The towns closest to the Seine and those of the Oise Valley almost touch each other. Pontoise , where Pisarro lived, is three kilometers from Auvers, for example.This proximity explains the relationship between the Impressionists.« Cezanne has influenced me in Pontoise, and I wrote to him- Pisarro wrote in 1895.-They talk about how curious the relationship between some landscapes created by both is.Of course, we were always together, but we were always together.It is true that each one retained the only thing that counts, his feeling, that would be easy to prove».When traveling, the best thing is a car, to approach the house-museum of Monet , in Argenteuil, or the museum of the Maison Fournaise, in Chatou, immortalized by R Anger at« The boatmen's lunch» ;, or maybe Croissy-sur-Seine , looking for the paintings that remind of the Grenouillere's cafe-dance.Whoever prefers it, that yes, can settle for Auvers, the operations center of Impressionism.

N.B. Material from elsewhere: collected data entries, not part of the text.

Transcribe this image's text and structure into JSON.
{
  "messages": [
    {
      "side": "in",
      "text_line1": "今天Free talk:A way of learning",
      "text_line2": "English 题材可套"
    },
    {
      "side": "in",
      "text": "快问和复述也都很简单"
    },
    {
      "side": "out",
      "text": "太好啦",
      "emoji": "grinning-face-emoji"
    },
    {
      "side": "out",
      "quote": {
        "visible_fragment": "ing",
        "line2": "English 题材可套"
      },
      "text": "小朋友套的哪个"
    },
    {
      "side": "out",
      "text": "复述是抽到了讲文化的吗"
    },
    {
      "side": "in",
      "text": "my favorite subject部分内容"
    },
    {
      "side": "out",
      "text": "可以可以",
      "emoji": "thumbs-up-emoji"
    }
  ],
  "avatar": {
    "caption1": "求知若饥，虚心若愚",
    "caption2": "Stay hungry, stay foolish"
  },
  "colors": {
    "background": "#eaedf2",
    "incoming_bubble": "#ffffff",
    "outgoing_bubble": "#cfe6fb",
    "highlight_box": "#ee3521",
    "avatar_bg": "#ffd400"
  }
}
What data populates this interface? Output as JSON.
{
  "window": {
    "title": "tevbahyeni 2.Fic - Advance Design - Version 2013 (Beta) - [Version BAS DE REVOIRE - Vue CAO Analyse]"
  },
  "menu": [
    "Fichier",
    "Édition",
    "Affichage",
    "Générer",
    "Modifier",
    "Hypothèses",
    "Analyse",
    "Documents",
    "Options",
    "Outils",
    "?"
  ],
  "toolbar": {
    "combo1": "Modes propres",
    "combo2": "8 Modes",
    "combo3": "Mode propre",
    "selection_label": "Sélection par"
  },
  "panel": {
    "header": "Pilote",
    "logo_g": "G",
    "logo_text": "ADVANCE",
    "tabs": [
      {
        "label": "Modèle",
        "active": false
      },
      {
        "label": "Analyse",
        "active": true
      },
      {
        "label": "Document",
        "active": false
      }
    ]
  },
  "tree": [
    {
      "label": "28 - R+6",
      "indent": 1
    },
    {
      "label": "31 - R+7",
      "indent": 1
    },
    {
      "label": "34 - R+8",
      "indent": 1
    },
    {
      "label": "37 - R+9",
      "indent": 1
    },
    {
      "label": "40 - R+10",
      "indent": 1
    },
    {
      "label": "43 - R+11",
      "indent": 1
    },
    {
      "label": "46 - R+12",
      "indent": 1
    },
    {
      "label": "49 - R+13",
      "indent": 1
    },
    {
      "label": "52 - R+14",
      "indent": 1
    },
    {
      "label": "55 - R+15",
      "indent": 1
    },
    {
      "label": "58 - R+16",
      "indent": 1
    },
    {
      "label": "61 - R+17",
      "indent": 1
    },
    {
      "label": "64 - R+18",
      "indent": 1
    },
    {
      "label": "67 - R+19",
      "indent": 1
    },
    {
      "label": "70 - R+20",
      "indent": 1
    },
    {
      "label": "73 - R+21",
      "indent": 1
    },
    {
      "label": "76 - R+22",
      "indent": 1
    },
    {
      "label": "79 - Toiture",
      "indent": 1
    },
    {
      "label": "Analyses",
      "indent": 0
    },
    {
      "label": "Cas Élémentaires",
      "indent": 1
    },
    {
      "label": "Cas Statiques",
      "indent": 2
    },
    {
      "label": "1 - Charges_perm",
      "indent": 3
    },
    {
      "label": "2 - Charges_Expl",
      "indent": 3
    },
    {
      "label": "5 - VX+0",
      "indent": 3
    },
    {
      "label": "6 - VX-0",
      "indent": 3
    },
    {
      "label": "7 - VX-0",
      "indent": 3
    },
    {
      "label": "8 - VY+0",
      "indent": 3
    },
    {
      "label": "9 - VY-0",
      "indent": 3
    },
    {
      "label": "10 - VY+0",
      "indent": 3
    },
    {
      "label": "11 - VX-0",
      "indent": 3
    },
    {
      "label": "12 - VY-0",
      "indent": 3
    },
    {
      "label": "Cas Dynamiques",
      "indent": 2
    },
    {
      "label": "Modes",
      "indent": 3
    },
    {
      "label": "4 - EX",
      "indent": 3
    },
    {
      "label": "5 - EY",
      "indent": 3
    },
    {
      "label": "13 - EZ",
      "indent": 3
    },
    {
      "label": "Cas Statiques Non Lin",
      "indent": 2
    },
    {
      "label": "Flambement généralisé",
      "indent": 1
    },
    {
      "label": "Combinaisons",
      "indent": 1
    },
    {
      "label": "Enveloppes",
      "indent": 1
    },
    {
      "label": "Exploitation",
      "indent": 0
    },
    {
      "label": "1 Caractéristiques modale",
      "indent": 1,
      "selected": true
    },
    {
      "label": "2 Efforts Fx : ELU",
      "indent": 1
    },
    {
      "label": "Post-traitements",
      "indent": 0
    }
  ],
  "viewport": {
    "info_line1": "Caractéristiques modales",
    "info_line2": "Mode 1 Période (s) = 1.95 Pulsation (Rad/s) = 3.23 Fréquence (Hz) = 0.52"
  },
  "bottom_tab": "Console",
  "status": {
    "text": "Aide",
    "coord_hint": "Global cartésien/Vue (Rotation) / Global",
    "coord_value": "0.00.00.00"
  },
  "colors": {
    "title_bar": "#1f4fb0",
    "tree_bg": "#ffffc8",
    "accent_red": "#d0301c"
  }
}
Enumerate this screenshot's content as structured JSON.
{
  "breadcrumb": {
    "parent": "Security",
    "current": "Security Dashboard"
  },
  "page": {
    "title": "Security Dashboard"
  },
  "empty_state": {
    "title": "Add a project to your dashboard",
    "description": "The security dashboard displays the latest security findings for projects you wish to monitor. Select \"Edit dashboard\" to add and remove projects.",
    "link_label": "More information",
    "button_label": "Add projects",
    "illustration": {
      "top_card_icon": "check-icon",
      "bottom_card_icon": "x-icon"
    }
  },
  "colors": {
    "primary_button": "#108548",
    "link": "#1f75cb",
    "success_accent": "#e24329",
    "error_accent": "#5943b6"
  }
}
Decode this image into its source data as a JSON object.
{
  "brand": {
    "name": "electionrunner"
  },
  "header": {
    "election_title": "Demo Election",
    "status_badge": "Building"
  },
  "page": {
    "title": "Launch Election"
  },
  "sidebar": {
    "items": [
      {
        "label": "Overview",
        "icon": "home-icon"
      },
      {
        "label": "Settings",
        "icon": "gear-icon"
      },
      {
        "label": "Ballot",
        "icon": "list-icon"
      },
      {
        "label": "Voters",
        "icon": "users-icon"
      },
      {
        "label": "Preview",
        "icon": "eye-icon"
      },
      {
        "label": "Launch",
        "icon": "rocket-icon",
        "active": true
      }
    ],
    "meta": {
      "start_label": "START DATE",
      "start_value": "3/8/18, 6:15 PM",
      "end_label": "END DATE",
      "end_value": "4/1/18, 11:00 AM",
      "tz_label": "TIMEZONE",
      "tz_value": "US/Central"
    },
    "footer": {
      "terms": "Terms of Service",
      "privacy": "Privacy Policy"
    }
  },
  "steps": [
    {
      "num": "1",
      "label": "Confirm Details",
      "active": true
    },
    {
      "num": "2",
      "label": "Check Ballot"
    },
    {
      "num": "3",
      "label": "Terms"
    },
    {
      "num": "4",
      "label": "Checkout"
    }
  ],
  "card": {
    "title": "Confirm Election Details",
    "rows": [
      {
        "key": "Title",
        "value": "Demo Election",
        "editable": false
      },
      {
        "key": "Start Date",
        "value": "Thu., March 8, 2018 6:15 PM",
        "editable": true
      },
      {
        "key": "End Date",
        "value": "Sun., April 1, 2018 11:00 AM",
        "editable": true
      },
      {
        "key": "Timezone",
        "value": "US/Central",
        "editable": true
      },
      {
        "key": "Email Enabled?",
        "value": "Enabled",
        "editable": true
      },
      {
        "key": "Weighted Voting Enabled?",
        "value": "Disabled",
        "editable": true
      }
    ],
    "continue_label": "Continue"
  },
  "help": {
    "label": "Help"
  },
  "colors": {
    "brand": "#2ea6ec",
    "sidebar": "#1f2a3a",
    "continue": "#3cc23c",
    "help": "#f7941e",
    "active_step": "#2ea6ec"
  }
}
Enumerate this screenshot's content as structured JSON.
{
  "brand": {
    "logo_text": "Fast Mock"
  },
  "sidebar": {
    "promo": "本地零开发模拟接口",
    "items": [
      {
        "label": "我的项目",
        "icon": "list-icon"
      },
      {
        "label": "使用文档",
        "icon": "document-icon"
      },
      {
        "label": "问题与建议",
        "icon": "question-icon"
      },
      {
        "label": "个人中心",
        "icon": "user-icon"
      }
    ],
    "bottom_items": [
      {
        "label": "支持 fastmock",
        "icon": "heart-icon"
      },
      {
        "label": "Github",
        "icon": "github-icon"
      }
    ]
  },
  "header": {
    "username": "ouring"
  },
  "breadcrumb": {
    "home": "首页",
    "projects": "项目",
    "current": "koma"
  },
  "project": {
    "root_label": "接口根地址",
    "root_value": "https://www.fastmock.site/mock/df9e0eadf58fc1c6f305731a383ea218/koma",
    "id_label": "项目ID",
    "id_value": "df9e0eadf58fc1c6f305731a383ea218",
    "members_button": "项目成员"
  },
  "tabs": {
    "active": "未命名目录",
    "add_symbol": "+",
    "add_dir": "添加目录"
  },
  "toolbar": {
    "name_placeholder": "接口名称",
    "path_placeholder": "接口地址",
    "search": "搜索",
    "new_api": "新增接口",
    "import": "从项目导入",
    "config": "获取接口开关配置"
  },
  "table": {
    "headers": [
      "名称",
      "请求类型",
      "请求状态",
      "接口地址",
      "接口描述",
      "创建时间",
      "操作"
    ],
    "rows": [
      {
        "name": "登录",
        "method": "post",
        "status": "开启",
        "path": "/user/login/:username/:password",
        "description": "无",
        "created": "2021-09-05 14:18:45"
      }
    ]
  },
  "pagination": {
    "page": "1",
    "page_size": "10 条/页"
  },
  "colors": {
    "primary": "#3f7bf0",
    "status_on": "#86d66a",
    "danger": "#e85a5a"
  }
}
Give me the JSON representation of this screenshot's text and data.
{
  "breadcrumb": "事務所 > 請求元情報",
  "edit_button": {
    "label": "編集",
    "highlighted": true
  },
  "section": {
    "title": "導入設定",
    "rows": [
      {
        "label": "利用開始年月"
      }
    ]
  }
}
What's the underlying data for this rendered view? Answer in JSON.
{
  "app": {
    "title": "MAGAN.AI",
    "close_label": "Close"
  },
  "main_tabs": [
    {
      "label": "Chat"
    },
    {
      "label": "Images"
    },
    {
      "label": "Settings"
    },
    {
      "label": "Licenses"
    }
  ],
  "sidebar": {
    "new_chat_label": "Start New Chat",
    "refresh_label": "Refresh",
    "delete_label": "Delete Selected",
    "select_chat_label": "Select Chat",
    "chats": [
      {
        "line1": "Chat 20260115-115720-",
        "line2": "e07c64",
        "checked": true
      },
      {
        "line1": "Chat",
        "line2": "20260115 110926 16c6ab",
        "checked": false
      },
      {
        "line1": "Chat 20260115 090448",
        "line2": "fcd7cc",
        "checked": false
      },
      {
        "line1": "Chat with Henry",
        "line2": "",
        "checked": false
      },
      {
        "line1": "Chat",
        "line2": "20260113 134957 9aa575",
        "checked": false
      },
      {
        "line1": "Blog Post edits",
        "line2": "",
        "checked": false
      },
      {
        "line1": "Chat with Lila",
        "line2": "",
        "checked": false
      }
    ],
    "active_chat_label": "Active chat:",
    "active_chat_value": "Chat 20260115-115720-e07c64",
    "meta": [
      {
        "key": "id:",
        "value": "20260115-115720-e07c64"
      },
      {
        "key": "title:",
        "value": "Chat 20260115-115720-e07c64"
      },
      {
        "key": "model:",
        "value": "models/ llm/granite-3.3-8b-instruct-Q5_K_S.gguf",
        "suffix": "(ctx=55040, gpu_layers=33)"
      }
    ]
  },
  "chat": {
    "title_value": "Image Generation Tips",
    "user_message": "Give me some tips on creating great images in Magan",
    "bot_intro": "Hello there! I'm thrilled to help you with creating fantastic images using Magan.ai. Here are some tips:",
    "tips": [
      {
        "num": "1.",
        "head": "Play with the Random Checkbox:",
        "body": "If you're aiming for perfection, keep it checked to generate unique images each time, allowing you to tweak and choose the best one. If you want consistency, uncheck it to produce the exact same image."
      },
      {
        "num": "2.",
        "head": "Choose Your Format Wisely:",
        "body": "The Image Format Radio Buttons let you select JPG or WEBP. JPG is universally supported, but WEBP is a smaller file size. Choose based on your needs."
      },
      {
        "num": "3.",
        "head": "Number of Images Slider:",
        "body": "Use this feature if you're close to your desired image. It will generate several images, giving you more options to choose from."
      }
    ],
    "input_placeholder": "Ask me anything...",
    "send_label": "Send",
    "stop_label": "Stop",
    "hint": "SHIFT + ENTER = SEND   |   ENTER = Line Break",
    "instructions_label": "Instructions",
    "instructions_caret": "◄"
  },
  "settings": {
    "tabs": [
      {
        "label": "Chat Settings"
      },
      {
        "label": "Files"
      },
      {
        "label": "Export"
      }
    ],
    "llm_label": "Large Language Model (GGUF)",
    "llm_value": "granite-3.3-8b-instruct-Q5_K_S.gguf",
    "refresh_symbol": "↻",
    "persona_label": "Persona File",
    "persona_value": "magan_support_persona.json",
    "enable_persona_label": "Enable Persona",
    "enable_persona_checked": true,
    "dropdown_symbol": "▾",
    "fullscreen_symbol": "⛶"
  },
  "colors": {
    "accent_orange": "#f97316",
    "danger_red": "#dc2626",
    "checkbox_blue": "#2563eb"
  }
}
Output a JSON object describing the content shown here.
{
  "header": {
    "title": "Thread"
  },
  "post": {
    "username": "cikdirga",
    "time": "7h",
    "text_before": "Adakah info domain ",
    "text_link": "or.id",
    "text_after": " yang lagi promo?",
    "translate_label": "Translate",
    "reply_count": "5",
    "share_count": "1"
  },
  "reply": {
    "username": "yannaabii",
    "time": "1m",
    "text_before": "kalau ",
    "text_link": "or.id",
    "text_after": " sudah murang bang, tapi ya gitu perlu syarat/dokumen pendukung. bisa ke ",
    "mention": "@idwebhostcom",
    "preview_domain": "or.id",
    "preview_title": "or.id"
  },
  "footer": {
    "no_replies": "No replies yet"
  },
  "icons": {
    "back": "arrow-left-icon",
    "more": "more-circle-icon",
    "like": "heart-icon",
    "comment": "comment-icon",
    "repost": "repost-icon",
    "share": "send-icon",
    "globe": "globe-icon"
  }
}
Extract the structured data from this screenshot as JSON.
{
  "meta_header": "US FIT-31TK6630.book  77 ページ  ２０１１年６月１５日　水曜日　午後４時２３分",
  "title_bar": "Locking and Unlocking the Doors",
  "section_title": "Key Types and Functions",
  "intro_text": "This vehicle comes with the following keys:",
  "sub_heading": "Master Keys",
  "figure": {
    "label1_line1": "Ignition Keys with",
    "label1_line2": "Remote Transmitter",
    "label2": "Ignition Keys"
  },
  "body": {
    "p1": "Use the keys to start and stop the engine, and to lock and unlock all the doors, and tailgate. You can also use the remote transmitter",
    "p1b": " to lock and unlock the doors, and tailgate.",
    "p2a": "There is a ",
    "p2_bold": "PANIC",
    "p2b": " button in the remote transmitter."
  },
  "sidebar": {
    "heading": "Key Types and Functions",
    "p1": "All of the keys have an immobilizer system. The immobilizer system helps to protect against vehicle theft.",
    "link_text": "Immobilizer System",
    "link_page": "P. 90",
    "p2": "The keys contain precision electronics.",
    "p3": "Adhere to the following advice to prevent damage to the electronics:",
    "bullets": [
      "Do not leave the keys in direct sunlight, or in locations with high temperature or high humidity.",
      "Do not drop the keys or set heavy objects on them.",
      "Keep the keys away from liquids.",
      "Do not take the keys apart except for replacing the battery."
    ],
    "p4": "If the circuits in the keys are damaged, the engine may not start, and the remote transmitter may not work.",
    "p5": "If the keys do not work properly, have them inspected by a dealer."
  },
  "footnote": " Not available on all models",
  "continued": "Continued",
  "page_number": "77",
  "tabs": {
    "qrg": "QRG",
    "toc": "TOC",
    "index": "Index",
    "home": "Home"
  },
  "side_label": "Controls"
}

The Oise Valley: the villages
Many of the landscapers of the late nineteenth century lived in these villages.In 1866 Monet moved to Sevres.In 1869 he moved to Saint-Michel, near Bougival, and paints with Renoir, who lives in his parents' house, in Ville-d' Avray, Croissy Island.Pisarro is established in Louveciennes before 1870.Sisley lives in Bougival from 1870 to 1875, and from from that date, in Marly-le-Roi.Daubigny is the fashion pioneer of Auvers-sur-Oise, where he opens a house in 1860.Pisarro discovers Pontoise from 1866 to 1869.Then, after 1872, he will paint here ot For ten years, in 1878, Caillebote acquires a house in Petite-Gennevilliers.Cezanne arrives in Auvers attracted by Dr.Gachet, patron of many of these creators.In 1890, Van Gogh spends his last weeks also in this town.Mont chooses Argenteuil in 1872, and his friends Renoir, Sisley and Manet would pass by.